As I lamented not long ago, my critical win in Stoops has been mostly relegated to the library shelf since few defendants have properly leveraged it. While Stoops was the first case in the nation to result in the dismissal of a manufactured TCPA claim on both Article III and prudential standing grounds, it has been repeatedly distinguished as Defendants rush to rely on the case without building a proper evidentiary record justifying its application.

But one Defendant just did things precisely right and earned a dismissal of a manufactured lawsuit as their prize—and in the Ninth Circuit, no less.

In Garcia v Credit One Bank, Case No. 2:18-CV-191 JCM (EJY), 2020 U.S. Dist. LEXIS 136881 (D. Nv. July 31, 2020) the Court granted summary judgment to the defense concluding that the Plaintiff had suffered no cognizable injury for Article III purposes and otherwise lacked prudential standing to sue under the TCPA because he had taken affirmative steps to obtain the calls at issue.

Specifically, the Plaintiff—who was a former debt collector and understood how the TCPA worked—would continuously re-fill minutes on a pay-as-you-go phone plan in the hopes of netting calls. And although we knew he needed but ask for calls to cease, he intentionally allowed calls by Credit One intended for a third party to continue, documenting each one and preparing for suit.  The Garcia court followed Stoops and concluded, on the record before it, that the Plaintiff had desired the calls at issue and taken steps to receive the very calls he sued for—so he lacked any form of standing to collect under the TCPA.

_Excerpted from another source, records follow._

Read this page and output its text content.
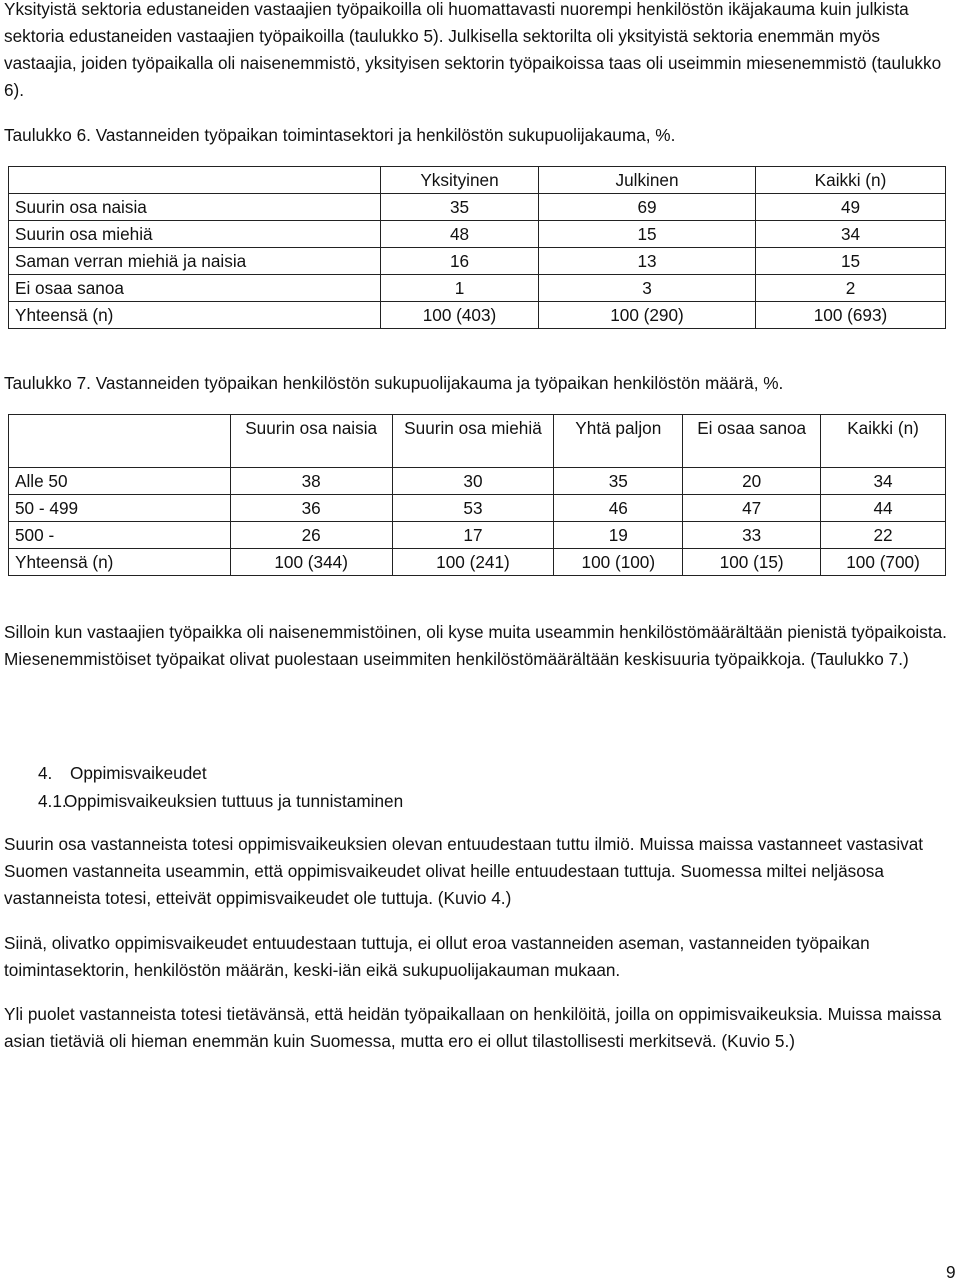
Yksityistä sektoria edustaneiden vastaajien työpaikoilla oli huomattavasti nuorempi henkilöstön ikäjakauma kuin julkista sektoria edustaneiden vastaajien työpaikoilla (taulukko 5). Julkisella sektorilta oli yksityistä sektoria enemmän myös vastaajia, joiden työpaikalla oli naisenemmistö, yksityisen sektorin työpaikoissa taas oli useimmin miesenemmistö (taulukko 6).

Taulukko 6. Vastanneiden työpaikan toimintasektori ja henkilöstön sukupuolijakauma, %.

	Yksityinen	Julkinen	Kaikki (n)
Suurin osa naisia	35	69	49
Suurin osa miehiä	48	15	34
Saman verran miehiä ja naisia	16	13	15
Ei osaa sanoa	1	3	2
Yhteensä (n)	100 (403)	100 (290)	100 (693)

Taulukko 7. Vastanneiden työpaikan henkilöstön sukupuolijakauma ja työpaikan henkilöstön määrä, %.

	Suurin osa naisia	Suurin osa miehiä	Yhtä paljon	Ei osaa sanoa	Kaikki (n)
Alle 50	38	30	35	20	34
50 - 499	36	53	46	47	44
500 -	26	17	19	33	22
Yhteensä (n)	100 (344)	100 (241)	100 (100)	100 (15)	100 (700)

Silloin kun vastaajien työpaikka oli naisenemmistöinen, oli kyse muita useammin henkilöstömäärältään pienistä työpaikoista. Miesenemmistöiset työpaikat olivat puolestaan useimmiten henkilöstömäärältään keskisuuria työpaikkoja. (Taulukko 7.)

4. Oppimisvaikeudet

4.1.Oppimisvaikeuksien tuttuus ja tunnistaminen

Suurin osa vastanneista totesi oppimisvaikeuksien olevan entuudestaan tuttu ilmiö. Muissa maissa vastanneet vastasivat Suomen vastanneita useammin, että oppimisvaikeudet olivat heille entuudestaan tuttuja. Suomessa miltei neljäsosa vastanneista totesi, etteivät oppimisvaikeudet ole tuttuja. (Kuvio 4.)

Siinä, olivatko oppimisvaikeudet entuudestaan tuttuja, ei ollut eroa vastanneiden aseman, vastanneiden työpaikan toimintasektorin, henkilöstön määrän, keski-iän eikä sukupuolijakauman mukaan.

Yli puolet vastanneista totesi tietävänsä, että heidän työpaikallaan on henkilöitä, joilla on oppimisvaikeuksia. Muissa maissa asian tietäviä oli hieman enemmän kuin Suomessa, mutta ero ei ollut tilastollisesti merkitsevä. (Kuvio 5.)

9
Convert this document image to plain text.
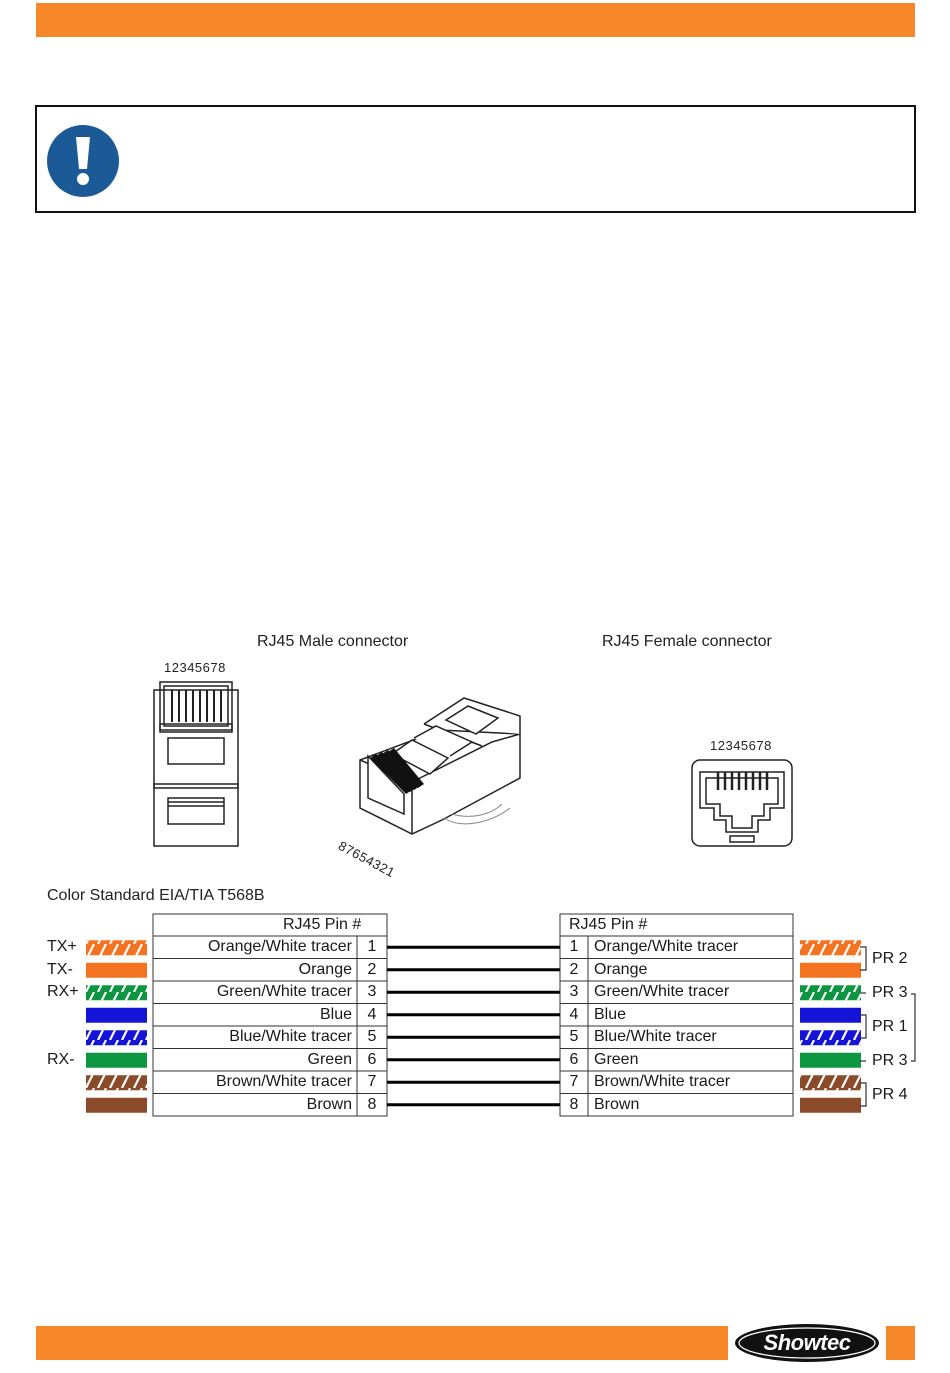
RJ45 Male connector	RJ45 Female connector
12345678
12345678
87654321
Color Standard EIA/TIA T568B
RJ45 Pin #	RJ45 Pin #
TX+	Orange/White tracer 1	1 Orange/White tracer
TX-	Orange 2	2 Orange
RX+	Green/White tracer 3	3 Green/White tracer
Blue 4	4 Blue
Blue/White tracer 5	5 Blue/White tracer
RX-	Green 6	6 Green
Brown/White tracer 7	7 Brown/White tracer
Brown 8	8 Brown
PR 2
PR 3
PR 1
PR 3
PR 4
Showtec
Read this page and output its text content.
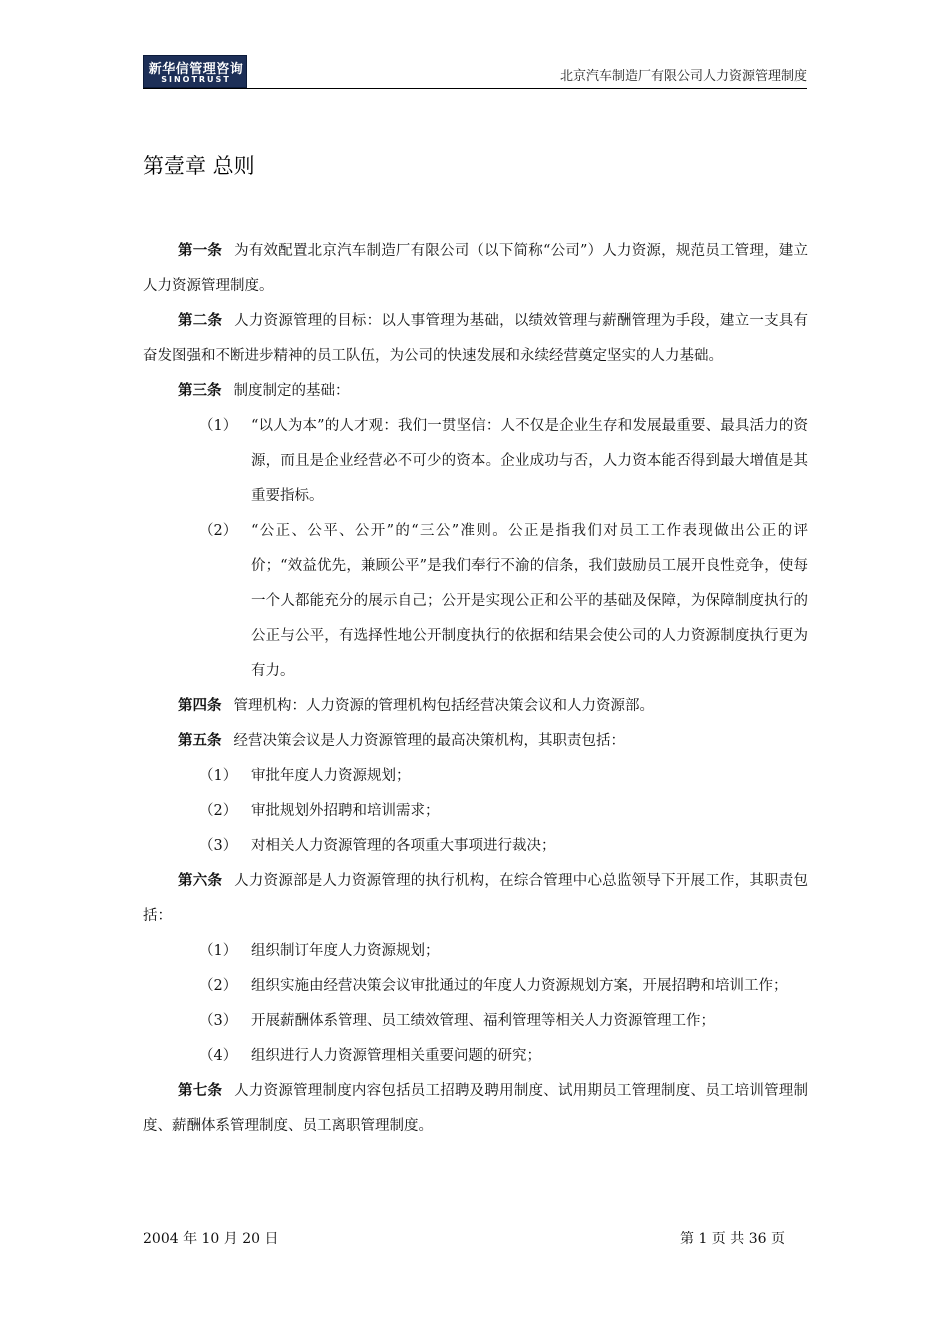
新华信管理咨询
SINOTRUST	北京汽车制造厂有限公司人力资源管理制度
第壹章 总则

第一条 为有效配置北京汽车制造厂有限公司（以下简称“公司”）人力资源，规范员工管理，建立人力资源管理制度。

第二条 人力资源管理的目标：以人事管理为基础，以绩效管理与薪酬管理为手段，建立一支具有奋发图强和不断进步精神的员工队伍，为公司的快速发展和永续经营奠定坚实的人力基础。

第三条 制度制定的基础：

（1） “以人为本”的人才观：我们一贯坚信：人不仅是企业生存和发展最重要、最具活力的资源，而且是企业经营必不可少的资本。企业成功与否，人力资本能否得到最大增值是其重要指标。

（2） “公正、公平、公开”的“三公”准则。公正是指我们对员工工作表现做出公正的评价；“效益优先，兼顾公平”是我们奉行不渝的信条，我们鼓励员工展开良性竞争，使每一个人都能充分的展示自己；公开是实现公正和公平的基础及保障，为保障制度执行的公正与公平，有选择性地公开制度执行的依据和结果会使公司的人力资源制度执行更为有力。

第四条 管理机构：人力资源的管理机构包括经营决策会议和人力资源部。

第五条 经营决策会议是人力资源管理的最高决策机构，其职责包括：

（1） 审批年度人力资源规划；

（2） 审批规划外招聘和培训需求；

（3） 对相关人力资源管理的各项重大事项进行裁决；

第六条 人力资源部是人力资源管理的执行机构，在综合管理中心总监领导下开展工作，其职责包括：

（1） 组织制订年度人力资源规划；

（2） 组织实施由经营决策会议审批通过的年度人力资源规划方案，开展招聘和培训工作；

（3） 开展薪酬体系管理、员工绩效管理、福利管理等相关人力资源管理工作；

（4） 组织进行人力资源管理相关重要问题的研究；

第七条 人力资源管理制度内容包括员工招聘及聘用制度、试用期员工管理制度、员工培训管理制度、薪酬体系管理制度、员工离职管理制度。

2004 年 10 月 20 日	第 1 页 共 36 页
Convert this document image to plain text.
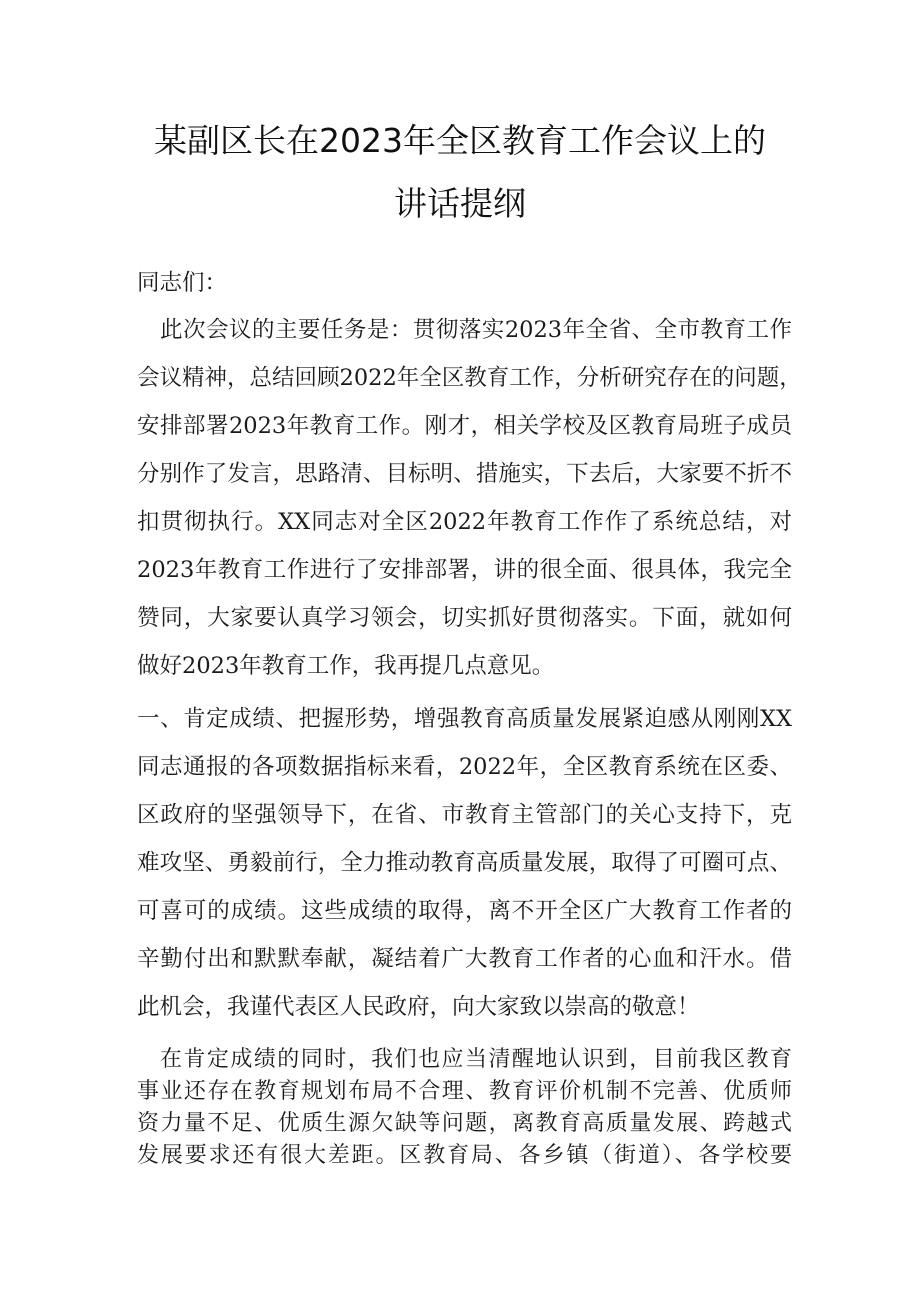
某副区长在2023年全区教育工作会议上的
讲话提纲
同志们：
此次会议的主要任务是：贯彻落实2023年全省、全市教育工作
会议精神，总结回顾2022年全区教育工作，分析研究存在的问题，
安排部署2023年教育工作。刚才，相关学校及区教育局班子成员
分别作了发言，思路清、目标明、措施实，下去后，大家要不折不
扣贯彻执行。XX同志对全区2022年教育工作作了系统总结，对
2023年教育工作进行了安排部署，讲的很全面、很具体，我完全
赞同，大家要认真学习领会，切实抓好贯彻落实。下面，就如何
做好2023年教育工作，我再提几点意见。
一、肯定成绩、把握形势，增强教育高质量发展紧迫感从刚刚XX
同志通报的各项数据指标来看，2022年，全区教育系统在区委、
区政府的坚强领导下，在省、市教育主管部门的关心支持下，克
难攻坚、勇毅前行，全力推动教育高质量发展，取得了可圈可点、
可喜可的成绩。这些成绩的取得，离不开全区广大教育工作者的
辛勤付出和默默奉献，凝结着广大教育工作者的心血和汗水。借
此机会，我谨代表区人民政府，向大家致以崇高的敬意！
在肯定成绩的同时，我们也应当清醒地认识到，目前我区教育
事业还存在教育规划布局不合理、教育评价机制不完善、优质师
资力量不足、优质生源欠缺等问题，离教育高质量发展、跨越式
发展要求还有很大差距。区教育局、各乡镇（街道）、各学校要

For its part, Credit One had the consent of the debtor it was trying to reach and—although the Court was foreclosed from honoring that consent as a valid defense as a result of another TCPA case involving this very same defendant— that likely went a long way in the result here. The fact that Credit One had no idea it was calling a wrong number while the Plaintiff elected not to inform it and simply allowed calls to continue seems to have driven the result here.

In the end this is a huge win for the Defendant and very well earned. Importantly, notice how the record of Plaintiff’s efforts to manufacture the lawsuit was not particularly robust here—all the Plaintiff did was continue restoring minutes on the phone while failing to advise Credit One of its mistake. But because the Defendant waited until the summary judgment stage and was able to build in other important facts—like Plaintiff’s history as a debt collector, his knowledge of the TCPA, and Credit One’s relative innocence respecting the calls—it was able to net a judgment in its favor.

This is why Stoops was such a critical win– properly leveraged a Defendant need show relatively little to earn a dismissal, but evidence of state of mind is critical.  For those of you who are facing manufactured lawsuits or a suit by a repeat player, be sure to keep Garcia in mind.